İMSAD BAŞKANI ORHAN TURAN
İnşaat Malzemesi Sanayicileri Derneği (İMSAD) Başkanı Orhan Turan da, Türk inşaat sektörünün hem Türkiye’de, hem de dünyada önemli bir gücü elinde bulundurduğu halde yeterince önemsenmediğini belirtti.
Türkiye’nin müteahhitlik hizmetlerinde Çin’in ardından dünyada ikinci sıraya yükseldiğine işaret eden Turan, ”İnşaat sektörü, Gayrisafi Yurt İçi Hasılada yüzde 6,5 paya sahip, geçen yıl 23 milyar dolarla otomotivden sonra en fazla ihracat gelirini elde eden sektördür. Aynı yıl toplam ihracatın yüzde 17,2’sini de yine inşaat sektörü gerçekleştirmiştir” diye konuştu. Türkiye ekonomisinin sürekli yüzde 5 büyümesi için, inşaat sektörünün her yıl yüzde 10 büyümesinin sağlanması ve özel sektörün, yatırıma teşvik edilirken inşaat sektörünün önünün mutlaka açılması gerektiğini vurgulayan Turan, sözlerini şöyle sürdürdü: ”Vergi düzenlemeleri de gözden geçirilmelidir. Dünyanın hiçbir ülkesinde yatırım amaçlı inşaat malzemesi ile lüks tüketim malının KDV oranı eşit değildir. Buna mutlaka çözüm üretilmelidir.

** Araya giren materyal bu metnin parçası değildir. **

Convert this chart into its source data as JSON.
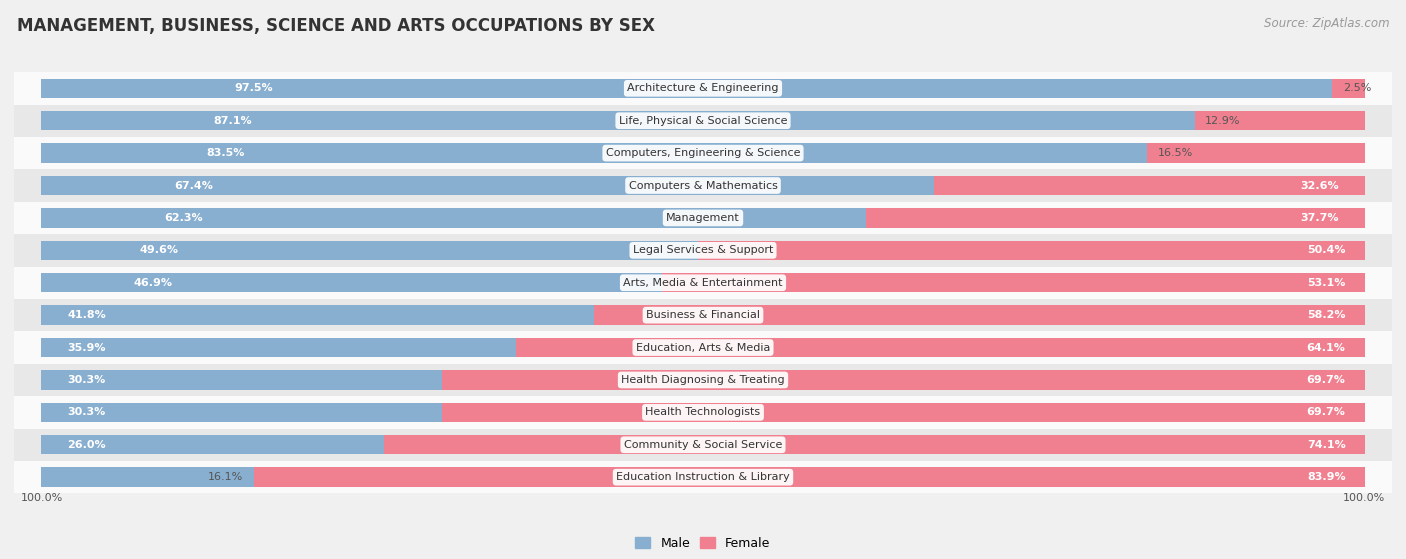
{
  "title": "MANAGEMENT, BUSINESS, SCIENCE AND ARTS OCCUPATIONS BY SEX",
  "source": "Source: ZipAtlas.com",
  "categories": [
    "Architecture & Engineering",
    "Life, Physical & Social Science",
    "Computers, Engineering & Science",
    "Computers & Mathematics",
    "Management",
    "Legal Services & Support",
    "Arts, Media & Entertainment",
    "Business & Financial",
    "Education, Arts & Media",
    "Health Diagnosing & Treating",
    "Health Technologists",
    "Community & Social Service",
    "Education Instruction & Library"
  ],
  "male_pct": [
    97.5,
    87.1,
    83.5,
    67.4,
    62.3,
    49.6,
    46.9,
    41.8,
    35.9,
    30.3,
    30.3,
    26.0,
    16.1
  ],
  "female_pct": [
    2.5,
    12.9,
    16.5,
    32.6,
    37.7,
    50.4,
    53.1,
    58.2,
    64.1,
    69.7,
    69.7,
    74.1,
    83.9
  ],
  "male_color": "#88aed0",
  "female_color": "#f08090",
  "bg_color": "#f0f0f0",
  "row_bg_even": "#e8e8e8",
  "row_bg_odd": "#fafafa",
  "title_fontsize": 12,
  "source_fontsize": 8.5,
  "label_fontsize": 8,
  "value_fontsize": 8,
  "legend_fontsize": 9,
  "axis_label_fontsize": 8
}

İMSAD olarak Cumhuriyet’in 100. yılı olan 2023 yılında ülkemize üç tane 100 hediye etmeyi hedefliyoruz. 100 milyar dolar inşaat malzemeleri ihracatı, 100 milyar dolar yurt dışı müteahhitlik geliri ve yine 100 milyar dolarlık iç pazar. Ve böylece GSYİH’deki payımızı da yüzde 6,5’tan yüzde 8’e çıkaracağız.”
TİMFED BAŞKANI SERDAR DÖNMEZ
Tesisat İnşaat Malzemecileri Federasyonu (TİMFED) Başkanı Serdar Dönmez ise, Türkiye’nin lokomotiflerinden biri olan inşaat sektörünün tedarikçisi durumundaki yapı malzemeleri sektöründe, talebi canlandırmak amacıyla büyük bir kampanya başlattıklarını söyledi. ”Türkiye çapındaki bayiler olarak marjlarımızdan yüzde 5’lik kısmından feragat ederek Halkbank’ın sergilemiş olduğu destekleyici finansman fırsatını tüketicinin zihninde daha etkili kılabilmek amacı ile yola çıktık” diye konuşan Dönmez, kampanyanın tüketici bilincinin geliştirilmesi yönünde de katkı sağlayacağını ümit ettiğini bildirdi.